在使用tensorrt的时候,一般是使用cpp,对于cpp基础一般的同学不是很友好,尤其是在学习的过程中,而cpp主要是在部署的时候用到,最近了解到了Nvidia推出的cuda-python库,与之前的pycuda有类似的功能,但整体的编码风格与cpp类似,可以参考下文的代码,转成tensorrt之后,可以在python中先编写后处理的方式,有需要时再改写成cpp,也是一种不错的方式,但python版本的tensorrt相对于cpp来说仍然有不少的局限性。
个人学习代码地址为:
https://github.com/Rex-LK/tensorrt_learning
(ps: 本仓库的代码暂时只支持单张图片推理,由于水平有限,这个问题暂时没有得到解决,要是有哪位大佬知道,麻烦解答一下)
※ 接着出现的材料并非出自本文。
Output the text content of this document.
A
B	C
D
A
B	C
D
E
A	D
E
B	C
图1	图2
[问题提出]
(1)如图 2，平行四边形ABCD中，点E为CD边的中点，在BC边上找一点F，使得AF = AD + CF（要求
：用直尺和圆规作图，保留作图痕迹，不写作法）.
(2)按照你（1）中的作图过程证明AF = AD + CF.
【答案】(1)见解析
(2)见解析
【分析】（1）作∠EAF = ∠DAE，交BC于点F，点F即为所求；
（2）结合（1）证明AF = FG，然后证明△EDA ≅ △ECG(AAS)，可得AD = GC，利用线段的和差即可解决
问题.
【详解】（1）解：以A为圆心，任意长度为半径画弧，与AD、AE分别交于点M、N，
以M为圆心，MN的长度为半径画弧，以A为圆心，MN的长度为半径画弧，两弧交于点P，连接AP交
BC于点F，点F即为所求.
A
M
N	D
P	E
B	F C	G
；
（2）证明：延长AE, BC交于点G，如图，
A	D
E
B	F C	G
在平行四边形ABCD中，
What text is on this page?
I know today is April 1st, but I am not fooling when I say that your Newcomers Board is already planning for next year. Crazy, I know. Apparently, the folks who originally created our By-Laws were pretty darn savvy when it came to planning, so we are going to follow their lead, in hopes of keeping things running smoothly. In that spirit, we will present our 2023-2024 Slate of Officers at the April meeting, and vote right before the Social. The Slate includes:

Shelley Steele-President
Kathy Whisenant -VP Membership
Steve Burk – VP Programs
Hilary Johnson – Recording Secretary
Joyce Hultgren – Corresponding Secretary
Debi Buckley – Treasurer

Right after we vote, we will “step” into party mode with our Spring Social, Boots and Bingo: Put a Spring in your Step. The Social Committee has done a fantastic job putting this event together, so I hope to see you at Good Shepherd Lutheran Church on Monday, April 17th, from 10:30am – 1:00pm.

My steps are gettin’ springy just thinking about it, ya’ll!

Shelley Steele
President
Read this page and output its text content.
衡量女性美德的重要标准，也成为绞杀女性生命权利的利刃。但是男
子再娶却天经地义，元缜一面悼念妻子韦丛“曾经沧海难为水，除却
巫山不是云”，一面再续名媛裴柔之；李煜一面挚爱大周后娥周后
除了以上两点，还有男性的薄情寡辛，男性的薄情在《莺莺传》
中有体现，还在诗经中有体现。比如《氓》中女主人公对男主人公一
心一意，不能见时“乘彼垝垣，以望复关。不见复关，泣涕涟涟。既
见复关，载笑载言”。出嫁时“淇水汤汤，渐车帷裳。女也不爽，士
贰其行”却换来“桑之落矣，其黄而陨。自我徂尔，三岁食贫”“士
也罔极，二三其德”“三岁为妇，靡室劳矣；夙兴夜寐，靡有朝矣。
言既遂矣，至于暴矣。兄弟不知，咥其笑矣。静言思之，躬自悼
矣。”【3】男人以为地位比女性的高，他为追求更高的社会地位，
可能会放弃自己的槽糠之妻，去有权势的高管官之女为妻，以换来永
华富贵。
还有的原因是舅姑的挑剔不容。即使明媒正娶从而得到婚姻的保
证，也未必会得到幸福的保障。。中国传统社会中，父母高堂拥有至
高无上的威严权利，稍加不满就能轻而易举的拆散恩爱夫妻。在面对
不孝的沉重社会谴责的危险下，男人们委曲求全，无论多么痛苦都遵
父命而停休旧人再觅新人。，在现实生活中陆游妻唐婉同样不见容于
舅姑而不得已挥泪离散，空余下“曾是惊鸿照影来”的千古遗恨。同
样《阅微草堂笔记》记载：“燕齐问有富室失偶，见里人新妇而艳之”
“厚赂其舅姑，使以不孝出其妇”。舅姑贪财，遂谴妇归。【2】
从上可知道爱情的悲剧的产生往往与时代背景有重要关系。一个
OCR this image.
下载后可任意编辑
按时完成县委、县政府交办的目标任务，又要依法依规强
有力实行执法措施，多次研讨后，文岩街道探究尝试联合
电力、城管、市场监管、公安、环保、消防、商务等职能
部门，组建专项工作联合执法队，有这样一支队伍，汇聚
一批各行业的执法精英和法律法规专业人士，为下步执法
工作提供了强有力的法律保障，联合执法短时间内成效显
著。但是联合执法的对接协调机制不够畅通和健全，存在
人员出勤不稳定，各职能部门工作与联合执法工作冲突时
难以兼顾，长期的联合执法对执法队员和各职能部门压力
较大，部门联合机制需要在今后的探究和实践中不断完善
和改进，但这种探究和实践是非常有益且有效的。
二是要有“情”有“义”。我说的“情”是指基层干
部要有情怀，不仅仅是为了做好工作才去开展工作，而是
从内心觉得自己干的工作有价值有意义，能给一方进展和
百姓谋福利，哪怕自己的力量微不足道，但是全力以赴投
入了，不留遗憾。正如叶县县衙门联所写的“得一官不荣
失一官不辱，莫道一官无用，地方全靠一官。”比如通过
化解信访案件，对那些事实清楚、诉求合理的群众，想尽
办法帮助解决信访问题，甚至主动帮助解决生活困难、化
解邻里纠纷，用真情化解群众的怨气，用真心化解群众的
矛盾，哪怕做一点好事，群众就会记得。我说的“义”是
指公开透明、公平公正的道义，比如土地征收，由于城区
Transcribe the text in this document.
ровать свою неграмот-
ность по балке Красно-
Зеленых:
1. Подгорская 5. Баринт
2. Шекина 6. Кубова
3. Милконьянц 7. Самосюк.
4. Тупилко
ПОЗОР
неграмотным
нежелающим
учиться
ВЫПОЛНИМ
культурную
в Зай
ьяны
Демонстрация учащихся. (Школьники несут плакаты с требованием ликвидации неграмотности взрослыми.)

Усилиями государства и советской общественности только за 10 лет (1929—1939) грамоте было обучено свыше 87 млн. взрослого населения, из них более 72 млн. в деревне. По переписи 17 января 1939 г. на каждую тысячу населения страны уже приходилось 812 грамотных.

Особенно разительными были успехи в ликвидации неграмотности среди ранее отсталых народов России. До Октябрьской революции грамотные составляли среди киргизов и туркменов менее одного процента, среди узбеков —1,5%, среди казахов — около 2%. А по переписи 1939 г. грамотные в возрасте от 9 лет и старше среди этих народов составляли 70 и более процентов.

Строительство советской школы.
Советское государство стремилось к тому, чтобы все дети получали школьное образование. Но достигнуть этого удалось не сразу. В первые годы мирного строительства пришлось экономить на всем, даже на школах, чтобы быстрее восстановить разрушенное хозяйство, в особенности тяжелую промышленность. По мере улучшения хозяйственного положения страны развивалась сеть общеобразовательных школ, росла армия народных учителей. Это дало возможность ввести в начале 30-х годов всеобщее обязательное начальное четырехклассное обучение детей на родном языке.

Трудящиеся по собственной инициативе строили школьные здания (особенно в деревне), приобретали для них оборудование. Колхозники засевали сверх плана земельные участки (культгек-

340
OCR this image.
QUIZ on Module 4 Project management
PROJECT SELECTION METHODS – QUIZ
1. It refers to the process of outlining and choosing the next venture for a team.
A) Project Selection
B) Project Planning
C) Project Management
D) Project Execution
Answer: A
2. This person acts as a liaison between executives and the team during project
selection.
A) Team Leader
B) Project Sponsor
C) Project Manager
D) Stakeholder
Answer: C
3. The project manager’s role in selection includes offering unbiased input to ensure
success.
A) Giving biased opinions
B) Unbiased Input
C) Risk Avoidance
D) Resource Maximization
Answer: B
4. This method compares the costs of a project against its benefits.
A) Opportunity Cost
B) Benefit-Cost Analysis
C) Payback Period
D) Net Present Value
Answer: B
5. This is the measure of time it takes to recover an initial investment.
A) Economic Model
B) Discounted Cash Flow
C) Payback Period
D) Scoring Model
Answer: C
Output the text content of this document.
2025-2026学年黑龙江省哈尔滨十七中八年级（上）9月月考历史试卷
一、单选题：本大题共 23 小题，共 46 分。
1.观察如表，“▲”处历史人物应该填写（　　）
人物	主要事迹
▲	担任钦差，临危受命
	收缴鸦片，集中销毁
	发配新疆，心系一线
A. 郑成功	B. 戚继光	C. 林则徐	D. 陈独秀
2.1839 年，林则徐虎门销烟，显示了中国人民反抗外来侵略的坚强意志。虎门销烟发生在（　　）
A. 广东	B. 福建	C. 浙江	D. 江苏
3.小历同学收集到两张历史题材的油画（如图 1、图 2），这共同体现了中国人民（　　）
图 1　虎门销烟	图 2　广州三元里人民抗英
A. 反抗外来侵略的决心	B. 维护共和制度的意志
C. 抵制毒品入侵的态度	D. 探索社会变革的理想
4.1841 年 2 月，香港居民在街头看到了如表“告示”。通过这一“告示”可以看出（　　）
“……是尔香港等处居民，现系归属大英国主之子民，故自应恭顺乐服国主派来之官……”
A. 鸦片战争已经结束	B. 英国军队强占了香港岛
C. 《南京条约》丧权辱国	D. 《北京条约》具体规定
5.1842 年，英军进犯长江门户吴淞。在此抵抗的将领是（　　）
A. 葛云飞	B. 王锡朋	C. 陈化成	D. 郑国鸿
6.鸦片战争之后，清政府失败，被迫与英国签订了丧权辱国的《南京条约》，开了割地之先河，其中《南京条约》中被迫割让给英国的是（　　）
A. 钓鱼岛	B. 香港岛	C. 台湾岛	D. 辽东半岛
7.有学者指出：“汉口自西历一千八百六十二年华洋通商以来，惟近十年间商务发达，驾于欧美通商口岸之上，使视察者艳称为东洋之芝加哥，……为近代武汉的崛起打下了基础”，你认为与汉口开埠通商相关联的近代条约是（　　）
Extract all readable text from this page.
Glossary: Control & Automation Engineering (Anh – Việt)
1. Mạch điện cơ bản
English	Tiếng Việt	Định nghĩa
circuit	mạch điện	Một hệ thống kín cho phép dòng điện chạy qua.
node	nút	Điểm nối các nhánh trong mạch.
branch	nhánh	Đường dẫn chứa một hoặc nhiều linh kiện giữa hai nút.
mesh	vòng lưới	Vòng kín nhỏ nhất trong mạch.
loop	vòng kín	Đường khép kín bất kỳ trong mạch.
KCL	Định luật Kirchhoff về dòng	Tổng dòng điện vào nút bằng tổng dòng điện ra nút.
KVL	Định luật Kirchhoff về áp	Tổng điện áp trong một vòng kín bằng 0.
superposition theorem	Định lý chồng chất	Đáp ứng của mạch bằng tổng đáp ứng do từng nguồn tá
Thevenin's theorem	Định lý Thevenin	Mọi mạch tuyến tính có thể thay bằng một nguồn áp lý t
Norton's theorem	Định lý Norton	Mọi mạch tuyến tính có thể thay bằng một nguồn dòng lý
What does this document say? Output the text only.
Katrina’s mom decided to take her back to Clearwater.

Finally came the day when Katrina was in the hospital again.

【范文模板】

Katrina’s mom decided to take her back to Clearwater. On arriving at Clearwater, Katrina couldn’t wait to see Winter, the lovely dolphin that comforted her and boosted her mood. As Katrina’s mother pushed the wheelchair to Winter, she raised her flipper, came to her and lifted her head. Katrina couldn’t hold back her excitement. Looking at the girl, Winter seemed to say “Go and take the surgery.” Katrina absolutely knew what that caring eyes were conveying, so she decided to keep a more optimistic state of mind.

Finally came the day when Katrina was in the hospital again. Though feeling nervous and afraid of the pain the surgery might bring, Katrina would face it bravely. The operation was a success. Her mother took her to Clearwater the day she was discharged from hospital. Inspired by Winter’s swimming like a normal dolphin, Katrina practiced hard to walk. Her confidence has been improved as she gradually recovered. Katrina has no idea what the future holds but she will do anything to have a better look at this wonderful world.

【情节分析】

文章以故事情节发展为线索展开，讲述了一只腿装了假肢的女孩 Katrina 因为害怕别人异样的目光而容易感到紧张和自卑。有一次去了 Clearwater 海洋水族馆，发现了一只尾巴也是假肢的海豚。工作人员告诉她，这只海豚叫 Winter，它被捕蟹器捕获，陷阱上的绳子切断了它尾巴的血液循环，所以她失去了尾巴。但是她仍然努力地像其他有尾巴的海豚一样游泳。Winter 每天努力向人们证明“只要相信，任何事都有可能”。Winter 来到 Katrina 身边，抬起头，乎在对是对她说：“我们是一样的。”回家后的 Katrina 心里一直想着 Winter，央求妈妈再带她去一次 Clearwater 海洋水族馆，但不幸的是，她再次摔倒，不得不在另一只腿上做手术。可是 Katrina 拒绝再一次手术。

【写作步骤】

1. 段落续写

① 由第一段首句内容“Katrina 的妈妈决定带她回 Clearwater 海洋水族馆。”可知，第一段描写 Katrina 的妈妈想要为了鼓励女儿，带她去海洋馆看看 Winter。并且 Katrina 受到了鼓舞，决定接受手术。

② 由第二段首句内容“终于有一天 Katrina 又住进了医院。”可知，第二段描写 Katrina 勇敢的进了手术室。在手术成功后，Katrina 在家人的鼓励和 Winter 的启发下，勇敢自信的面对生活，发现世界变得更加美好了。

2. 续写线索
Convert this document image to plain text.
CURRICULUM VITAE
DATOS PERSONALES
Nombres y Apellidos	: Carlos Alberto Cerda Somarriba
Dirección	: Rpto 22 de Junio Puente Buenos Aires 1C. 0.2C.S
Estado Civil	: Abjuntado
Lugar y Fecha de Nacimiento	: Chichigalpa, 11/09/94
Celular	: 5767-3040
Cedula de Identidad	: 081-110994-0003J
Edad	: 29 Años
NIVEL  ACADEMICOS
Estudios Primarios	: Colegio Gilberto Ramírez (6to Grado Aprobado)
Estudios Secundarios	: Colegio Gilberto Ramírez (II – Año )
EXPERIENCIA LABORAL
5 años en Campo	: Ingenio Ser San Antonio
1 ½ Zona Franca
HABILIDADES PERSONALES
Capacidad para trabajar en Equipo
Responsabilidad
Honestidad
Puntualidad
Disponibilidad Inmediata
2.1、推荐在conda环境下进行安装,更推荐miniconda
2.2、cuda-python,这个库可以采用pip安装,也可以下载github中对应的仓库代码进行编译安装
2.3、torch,onnx,尽量安装最新的版本,避免出现bug
3.1、exoprt_onnx
通常情况下,项目代码都提供了导出onnx模型的方式,但是通常都不是我们想要的onnx模型,或者这个onnx的模型还能得到一定的优化,比如将部分后处理放在onnx模型,就据需要自定义导出onnx模型了,可以参考https://blog.csdn.net/weixin_42108183/article/details/124969680
3.2、onnx2trt
python版本与cpp版本的onnx2trt的方式十分类似,首先来看cpp是如何来构造引擎的,这是最基本的构造engine的方法,更方便的代码可以参考手写AI
bool build_model(){
TRTLogger logger;
//构造engine需要下面几个组件
auto builder = make_nvshared(nvinfer1::createInferBuilder(logger));
auto config = make_nvshared(builder->createBuilderConfig());
auto network = make_nvshared(builder->createNetworkV2(1));
// 通过onnxparser解析器解析的结果会填充到network中,类似addConv的方式添加进去
auto parser = make_nvshared(nvonnxparser::createParser(*network, logger));
if(!parser->parseFromFile("classifier.onnx", 1)){
printf("Failed to parse classifier.onnx\n");
return false;
}
int maxBatchSize = 10;
//工作空间大小
config->setMaxWorkspaceSize(1 << 28);
// 如果模型有多个输入,则必须多个profile
auto profile = builder->createOptimizationProfile();
auto input_tensor = network->getInput(0);
auto input_dims = input_tensor->getDimensions();
// 配置最小、最优、最大范围
input_dims.d[0] = 1;
profile->setDimensions(input_tensor->getName(), nvinfer1::OptProfileSelector::kMIN, input_dims);
profile->setDimensions(input_tensor->getName(), nvinfer1::OptProfileSelector::kOPT, input_dims);
input_dims.d[0] = maxBatchSize;
profile->setDimensions(input_tensor->getName(), nvinfer1::OptProfileSelector::kMAX, input_dims);
config->addOptimizationProfile(profile);
auto engine = make_nvshared(builder->buildEngineWithConfig(*network, *config));
if(engine == nullptr){
printf("Build engine failed.\n");
return false;
}
// 将模型序列化,并储存为文件
auto model_data = make_nvshared(engine->serialize());
FILE* f = fopen("engine.engine", "wb");
fwrite(model_data->data(), 1, model_data->size(), f);
fclose(f);
// 卸载顺序按照构建顺序倒序
printf("Done.\n");
return true;
}
从上面的代码可以看出,通常情况下,转onnx需要下面几个组件builder、config、network、parser,接下来看看在python中构造引擎的方式,是不是与cpp的转化方式如出一辙呢。
import tensorrt as trt
import os
import common
def build_engine(onnx_file_path, engine_file_path, input_shape, TRT_LOGGER, max_batch_size, max_workspace_size):
# builder、network、parser、config在这里体现出来了,与cpp的方式一致
with trt.Builder(TRT_LOGGER) as builder, builder.create_network(
common.EXPLICIT_BATCH) as network, builder.create_builder_config() \
as config, trt.OnnxParser(network, TRT_LOGGER) as parser, trt.Runtime(TRT_LOGGER) as runtime:
config.max_workspace_size = 1 << max_workspace_size # 256MiB
builder.max_batch_size = max_batch_size
profile = builder.create_optimization_profile()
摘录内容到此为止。